僕は『最果てのイマ』を再読する度に、そこに込められたロミオ氏の「孤独」を他者と共有し、超越せんとする意識、溜め息の出る程美しく壮大な構造を持った展開、クライマックスの思想に、息を呑み、涙し、全身に鳥肌が立つ。
それでもこの作品が「文学」や「人生」であるとか、他の何かと比肩して安くなるような事は言わない。
「心の果てにあるものを描く物語」と言うコピーのように、この物語は完全な寓話であるからだ。
完全な虚構に、実存を重ねることはできない。
だが。


人は人の心に届こうとして、様々な学問を学ぶ。
心理学、社会学倫理学、哲学――。
理系の学問だって、敷衍して考えれば、人の営みを突き詰めようとする衝動だ。
最果てのイマ』は、「虚構」としてそこに到達せんと試みた希有な志を持つ創作物だと思っている。
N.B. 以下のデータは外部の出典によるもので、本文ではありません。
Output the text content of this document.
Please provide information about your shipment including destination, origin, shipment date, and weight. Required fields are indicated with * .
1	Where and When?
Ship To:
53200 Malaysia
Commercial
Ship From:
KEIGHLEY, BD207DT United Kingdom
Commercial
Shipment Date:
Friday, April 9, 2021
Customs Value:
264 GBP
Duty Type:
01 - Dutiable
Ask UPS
人の手で人の心に届こう、ましてや一作のみで人を解そうなんて蛮行は、本来不可能である。
それはバベルの塔を積み上げるにも等しい、傲慢で夢幻じみた理想だ。
ロミオさんは、この物語を紡ぐ事が自分の力量を超えている、と語った。確かに、結果としてうまく纏める事が叶ったとは言い難いかもしれない。
それでも、ユーザーの眼前には、バベルの塔の残骸が残る。


神の見えざる手に破砕された愚かな人間の行為の残滓を仰望した時に、失敗作だと笑う事は容易い。
だが僕は、その残骸を見た時に、身体を雷鳴に打ち抜かれるような畏敬と、神々しい感銘を感じてしまった。
それは、この先永劫に渉って、この作品を愛し続けると誓えと迫る、そんな福音。
最早刷り込みにも等しい、突如目の前に立てられた巨塔を、幼子が母なる存在を求めるように愛する蒙昧な愛慕かもしれない。だとしても、僕にとっての、母胎がここにある。この作品に自分の心が囚われてしまった事を発見した瞬間に、これからの僕の創作人生は、この巨塔を愛し、相克し、打倒するための闘いになった。


だから、この作品だけは、特別なのである。
僕が生涯を掛けて、受容し解釈し舐犢し援護し相克しなければならない。
最果てのイマ』は僕にとってそんな作品なのである。
論評でも、ましてや解説でもないこのエントリを、作品への求愛文のほんの一欠片として、ここに記す。